NORTHAMPTON, Mass. (WWLP) – Colonel Richard McKeon has been the top cop at the state police for a very short time, but he’s already made a big change that could affect the public and future cases involving police.
It’s a change for the Massachusetts state police, newly sworn-in state police colonel Richard McKeon is inviting the public to videotape troopers while they are in a public setting. At his swearing-in ceremony Thursday, McKeon said police across the country are changing.
Colonel Mckeon said that that the state police cannot do their jobs without the trust of the public, he said his troopers have nothing to hide and he wants them to be held accountable.
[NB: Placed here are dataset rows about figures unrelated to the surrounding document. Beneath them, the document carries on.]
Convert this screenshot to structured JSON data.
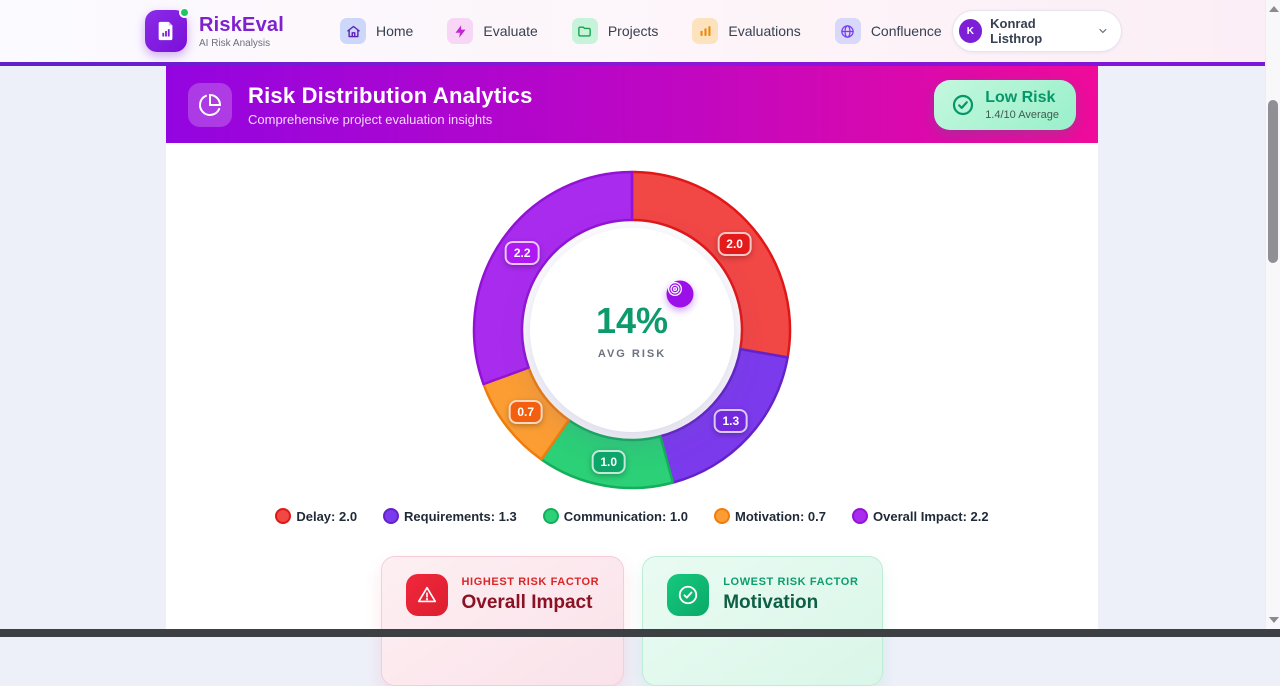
{
  "brand": {
    "name": "RiskEval",
    "tagline": "AI Risk Analysis"
  },
  "nav": {
    "items": [
      {
        "label": "Home",
        "icon": "home-icon"
      },
      {
        "label": "Evaluate",
        "icon": "lightning-icon"
      },
      {
        "label": "Projects",
        "icon": "folder-icon"
      },
      {
        "label": "Evaluations",
        "icon": "bar-chart-icon"
      },
      {
        "label": "Confluence",
        "icon": "globe-icon"
      }
    ]
  },
  "user": {
    "name": "Konrad Listhrop",
    "initial": "K"
  },
  "header": {
    "title": "Risk Distribution Analytics",
    "subtitle": "Comprehensive project evaluation insights",
    "badge": {
      "label": "Low Risk",
      "sublabel": "1.4/10 Average"
    }
  },
  "chart_data": {
    "type": "pie",
    "subtype": "donut",
    "title": "Risk Distribution Analytics",
    "center_value": "14%",
    "center_label": "AVG RISK",
    "start_angle_deg": 0,
    "direction": "clockwise",
    "legend_position": "bottom",
    "total": 7.2,
    "segments": [
      {
        "label": "Delay",
        "value": 2.0,
        "display": "2.0",
        "color": "#f14745",
        "stroke": "#e01717",
        "badge_bg": "#e31b1b"
      },
      {
        "label": "Requirements",
        "value": 1.3,
        "display": "1.3",
        "color": "#7c3aed",
        "stroke": "#6423c9",
        "badge_bg": "#7228dd"
      },
      {
        "label": "Communication",
        "value": 1.0,
        "display": "1.0",
        "color": "#2bd077",
        "stroke": "#15ae5c",
        "badge_bg": "#0da568"
      },
      {
        "label": "Motivation",
        "value": 0.7,
        "display": "0.7",
        "color": "#fb9d33",
        "stroke": "#ef7d0d",
        "badge_bg": "#f2600f"
      },
      {
        "label": "Overall Impact",
        "value": 2.2,
        "display": "2.2",
        "color": "#a92bee",
        "stroke": "#9213d6",
        "badge_bg": "#ae19f3"
      }
    ]
  },
  "cards": {
    "highest": {
      "kicker": "HIGHEST RISK FACTOR",
      "title": "Overall Impact"
    },
    "lowest": {
      "kicker": "LOWEST RISK FACTOR",
      "title": "Motivation"
    }
  },
  "colors": {
    "accent_purple": "#7e22ce",
    "banner_left": "#9305e0",
    "banner_right": "#ef0b9b",
    "risk_green": "#059669"
  }
}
“I think it’s a good think that he’s done but we don’t need his permission to do it. You and I and everyone have a constitutionally guaranteed right to be able to video record and audio record performing their function in a public place,” said Attorney William Newman of ACLU, Director of Western Massachusetts Legal Office.
However, Attorney Newman also told 22News that a person’s constitutional right to video tape only goes up to the point that they are not interfering with police work.
“I work as a paramedic in Springfield and I see people videotaping and you’re always told that there’s that possibility that you might be on camera. It certainly can get in the way more than anything else” said Riley Liptack of Northampton.
Attorney Newman also added that he’s worked on cases involving police, and many times cellphone video has been helpful.
When asked about body cameras, Colonel McKeon said it’s a huge expense, but it’s an option they will continue to explore.